The accusations are not only old, Hlongwa says, but they are also regularly publicly debated.
“The allegations in the National Prosecuting Authority papers (now summarised in the SIU report) have been regularly ventilated in the Gauteng Provincial Legislature at least once a year since 2014.”
The Aids lobby group the Treatment Action Campaign and the nonprofit organisation Corruption Watch have asked multiple law enforcement agencies including Asset Forfeiture Unit why this public debate hasn’t translated into action. As of late last week, both groups were still awaiting a response.
While Hlongwa initially declined to respond to Bhekisisa questions on the SIU report last week, he issued a statement on Monday after having read the report. Hlongwa said that media reports were the first news he had that the SIU had finished its investigation into his conduct as well as that of his long-time friend Richard Payne, the former director of the controversial 3P Consultancy firm. The company, which has since liquidated, allegedly defrauded the Gauteng health department by using irregularly awarded contracts to bill the health department for everything from overpriced cricket hats to drafting the department’s own budget, which it never delivered.
Hlongwa maintains that he continues to cooperate fully with the NPA in regards to asset forfeiture proceedings it initiated in 2014 concerning property, including homes, that it alleges were “bought with the proceeds of corruption in respect of the department of health tenders”.

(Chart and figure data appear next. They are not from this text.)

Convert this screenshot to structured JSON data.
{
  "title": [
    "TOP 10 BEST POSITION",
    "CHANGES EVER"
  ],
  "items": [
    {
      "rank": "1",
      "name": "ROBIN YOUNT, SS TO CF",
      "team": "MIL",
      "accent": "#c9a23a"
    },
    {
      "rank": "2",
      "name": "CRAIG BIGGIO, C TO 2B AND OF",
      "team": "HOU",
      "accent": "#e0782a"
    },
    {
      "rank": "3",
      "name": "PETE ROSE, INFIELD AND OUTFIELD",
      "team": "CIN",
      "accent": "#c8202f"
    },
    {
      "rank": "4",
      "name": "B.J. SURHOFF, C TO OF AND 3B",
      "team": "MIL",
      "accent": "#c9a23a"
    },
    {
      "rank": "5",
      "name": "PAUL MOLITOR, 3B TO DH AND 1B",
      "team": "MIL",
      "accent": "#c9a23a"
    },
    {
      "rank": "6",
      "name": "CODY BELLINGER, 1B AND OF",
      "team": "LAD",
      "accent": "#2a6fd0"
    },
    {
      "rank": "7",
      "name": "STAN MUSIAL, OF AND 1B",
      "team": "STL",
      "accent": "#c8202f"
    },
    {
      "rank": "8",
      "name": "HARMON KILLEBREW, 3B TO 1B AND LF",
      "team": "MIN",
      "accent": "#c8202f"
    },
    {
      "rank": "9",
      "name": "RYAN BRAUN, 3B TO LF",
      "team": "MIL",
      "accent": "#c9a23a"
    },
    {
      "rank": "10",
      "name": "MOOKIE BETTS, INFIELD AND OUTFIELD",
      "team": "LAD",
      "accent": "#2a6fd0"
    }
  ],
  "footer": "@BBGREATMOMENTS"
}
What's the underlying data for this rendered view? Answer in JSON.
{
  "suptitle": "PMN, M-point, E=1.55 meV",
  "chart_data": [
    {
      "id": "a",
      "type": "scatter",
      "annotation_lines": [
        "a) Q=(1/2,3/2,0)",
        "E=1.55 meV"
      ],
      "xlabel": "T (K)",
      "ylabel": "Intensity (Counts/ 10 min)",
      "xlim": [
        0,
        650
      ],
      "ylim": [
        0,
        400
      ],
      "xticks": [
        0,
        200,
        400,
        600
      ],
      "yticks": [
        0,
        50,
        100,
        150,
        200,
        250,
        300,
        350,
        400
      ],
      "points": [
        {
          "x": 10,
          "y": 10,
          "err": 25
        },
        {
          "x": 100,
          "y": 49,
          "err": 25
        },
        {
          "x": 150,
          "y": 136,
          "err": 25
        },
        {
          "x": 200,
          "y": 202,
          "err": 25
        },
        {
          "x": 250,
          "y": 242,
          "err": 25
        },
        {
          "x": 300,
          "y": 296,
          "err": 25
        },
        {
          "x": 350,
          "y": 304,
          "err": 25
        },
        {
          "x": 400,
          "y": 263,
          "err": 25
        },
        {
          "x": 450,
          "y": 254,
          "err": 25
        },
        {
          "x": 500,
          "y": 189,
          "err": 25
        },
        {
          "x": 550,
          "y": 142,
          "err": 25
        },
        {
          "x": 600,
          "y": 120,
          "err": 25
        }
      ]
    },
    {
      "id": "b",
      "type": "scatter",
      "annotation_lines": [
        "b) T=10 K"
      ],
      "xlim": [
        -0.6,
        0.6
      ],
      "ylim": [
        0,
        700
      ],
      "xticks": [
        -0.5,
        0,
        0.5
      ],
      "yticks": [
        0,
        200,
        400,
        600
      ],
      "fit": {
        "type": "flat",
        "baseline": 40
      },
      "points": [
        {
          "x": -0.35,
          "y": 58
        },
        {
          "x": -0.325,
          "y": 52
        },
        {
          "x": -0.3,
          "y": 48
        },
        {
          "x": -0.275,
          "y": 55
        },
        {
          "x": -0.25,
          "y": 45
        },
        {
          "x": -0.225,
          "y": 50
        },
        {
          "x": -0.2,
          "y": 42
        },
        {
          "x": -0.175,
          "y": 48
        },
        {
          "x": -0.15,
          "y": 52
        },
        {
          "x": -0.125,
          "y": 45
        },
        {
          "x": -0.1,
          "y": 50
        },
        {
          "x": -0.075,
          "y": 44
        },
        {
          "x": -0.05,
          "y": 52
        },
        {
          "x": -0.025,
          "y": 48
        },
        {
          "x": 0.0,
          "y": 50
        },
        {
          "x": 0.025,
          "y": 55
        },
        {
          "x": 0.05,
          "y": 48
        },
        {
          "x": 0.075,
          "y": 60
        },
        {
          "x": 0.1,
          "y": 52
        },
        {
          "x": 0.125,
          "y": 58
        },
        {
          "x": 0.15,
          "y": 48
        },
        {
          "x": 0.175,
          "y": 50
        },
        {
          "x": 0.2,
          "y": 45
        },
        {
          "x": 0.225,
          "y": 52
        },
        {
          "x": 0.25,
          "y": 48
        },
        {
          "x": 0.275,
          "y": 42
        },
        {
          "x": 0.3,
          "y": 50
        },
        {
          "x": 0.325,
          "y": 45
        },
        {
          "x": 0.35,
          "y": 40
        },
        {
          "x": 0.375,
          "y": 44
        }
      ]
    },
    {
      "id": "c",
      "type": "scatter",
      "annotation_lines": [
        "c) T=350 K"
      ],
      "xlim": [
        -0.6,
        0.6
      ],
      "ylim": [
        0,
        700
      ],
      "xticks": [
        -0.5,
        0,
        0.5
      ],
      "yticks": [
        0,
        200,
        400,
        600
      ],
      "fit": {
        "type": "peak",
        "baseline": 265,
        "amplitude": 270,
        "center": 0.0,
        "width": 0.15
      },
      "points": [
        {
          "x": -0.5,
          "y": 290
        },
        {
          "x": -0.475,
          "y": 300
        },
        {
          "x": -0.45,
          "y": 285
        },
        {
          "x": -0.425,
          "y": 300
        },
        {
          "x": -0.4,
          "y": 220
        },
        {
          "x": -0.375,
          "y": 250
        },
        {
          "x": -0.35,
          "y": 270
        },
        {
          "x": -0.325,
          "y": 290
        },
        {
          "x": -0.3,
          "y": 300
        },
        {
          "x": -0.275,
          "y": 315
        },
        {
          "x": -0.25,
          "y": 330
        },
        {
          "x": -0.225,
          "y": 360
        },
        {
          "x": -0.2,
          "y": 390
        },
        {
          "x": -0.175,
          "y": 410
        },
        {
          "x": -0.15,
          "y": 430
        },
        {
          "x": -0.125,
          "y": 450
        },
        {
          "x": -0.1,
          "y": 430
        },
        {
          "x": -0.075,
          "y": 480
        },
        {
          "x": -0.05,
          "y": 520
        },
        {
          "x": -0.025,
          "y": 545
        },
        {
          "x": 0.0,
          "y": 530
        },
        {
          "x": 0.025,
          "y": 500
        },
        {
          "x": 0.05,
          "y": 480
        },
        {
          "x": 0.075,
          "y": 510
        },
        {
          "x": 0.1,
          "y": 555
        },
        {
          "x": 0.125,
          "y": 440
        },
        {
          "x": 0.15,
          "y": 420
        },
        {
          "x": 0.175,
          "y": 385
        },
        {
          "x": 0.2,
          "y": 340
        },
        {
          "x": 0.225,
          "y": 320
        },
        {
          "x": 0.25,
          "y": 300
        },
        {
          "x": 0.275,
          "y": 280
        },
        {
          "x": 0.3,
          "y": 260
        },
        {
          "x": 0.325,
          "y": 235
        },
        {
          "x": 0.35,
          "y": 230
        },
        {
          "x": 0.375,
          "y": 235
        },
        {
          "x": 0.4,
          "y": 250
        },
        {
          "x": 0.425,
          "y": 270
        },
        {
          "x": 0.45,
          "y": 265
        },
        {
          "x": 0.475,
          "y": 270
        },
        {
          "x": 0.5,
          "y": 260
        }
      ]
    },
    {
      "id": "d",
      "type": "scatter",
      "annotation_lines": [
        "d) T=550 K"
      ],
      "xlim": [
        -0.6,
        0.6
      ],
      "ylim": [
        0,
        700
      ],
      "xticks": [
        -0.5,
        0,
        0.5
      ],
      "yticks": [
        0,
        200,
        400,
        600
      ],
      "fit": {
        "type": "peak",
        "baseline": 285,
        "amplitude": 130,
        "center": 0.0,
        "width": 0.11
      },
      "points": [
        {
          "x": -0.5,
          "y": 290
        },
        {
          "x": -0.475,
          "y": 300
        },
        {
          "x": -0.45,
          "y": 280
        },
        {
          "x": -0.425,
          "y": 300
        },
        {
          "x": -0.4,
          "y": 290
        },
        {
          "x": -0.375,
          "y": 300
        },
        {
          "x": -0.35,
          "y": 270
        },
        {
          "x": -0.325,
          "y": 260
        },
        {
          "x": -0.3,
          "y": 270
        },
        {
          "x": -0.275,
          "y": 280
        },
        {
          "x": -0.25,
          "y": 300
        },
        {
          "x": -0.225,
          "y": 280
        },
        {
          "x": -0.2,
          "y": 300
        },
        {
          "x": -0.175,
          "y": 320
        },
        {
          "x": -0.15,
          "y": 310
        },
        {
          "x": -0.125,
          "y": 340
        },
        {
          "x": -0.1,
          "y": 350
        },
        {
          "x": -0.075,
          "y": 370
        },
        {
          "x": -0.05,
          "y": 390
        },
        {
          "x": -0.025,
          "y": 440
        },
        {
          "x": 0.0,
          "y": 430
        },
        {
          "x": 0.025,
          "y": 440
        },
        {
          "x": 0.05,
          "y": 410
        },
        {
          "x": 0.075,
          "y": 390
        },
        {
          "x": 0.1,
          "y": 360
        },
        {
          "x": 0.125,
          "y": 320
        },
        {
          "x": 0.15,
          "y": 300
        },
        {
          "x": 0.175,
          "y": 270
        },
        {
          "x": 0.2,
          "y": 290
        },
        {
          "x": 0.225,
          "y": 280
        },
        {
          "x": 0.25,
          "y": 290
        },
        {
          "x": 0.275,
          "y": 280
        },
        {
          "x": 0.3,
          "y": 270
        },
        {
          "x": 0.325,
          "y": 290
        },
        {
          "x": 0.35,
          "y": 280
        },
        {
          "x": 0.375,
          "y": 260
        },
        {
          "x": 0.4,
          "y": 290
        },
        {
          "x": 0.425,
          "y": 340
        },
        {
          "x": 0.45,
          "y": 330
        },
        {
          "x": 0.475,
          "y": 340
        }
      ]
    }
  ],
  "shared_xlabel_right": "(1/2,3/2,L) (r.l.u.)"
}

“Contrary to the impression created in the media therefore, the SIU report is not a new and sensational expose: the report is a summary of on-going legal process, the detail of which has been in the public domain for the last four years and which, I add, has been regularly reheated at strategic intervals primarily to embarrass the Gauteng ANC.”
The Gauteng health department also did not respond to requests to comment on the report, arguing that it had not seen the report. "We will study the report once we get access to it and all appropriate actions will be taken,” spokesperson Lesemang Matuka said. Presidential spokesperson Kusela Diko also did not respond to Bhekisisa’s requests for comment late last week.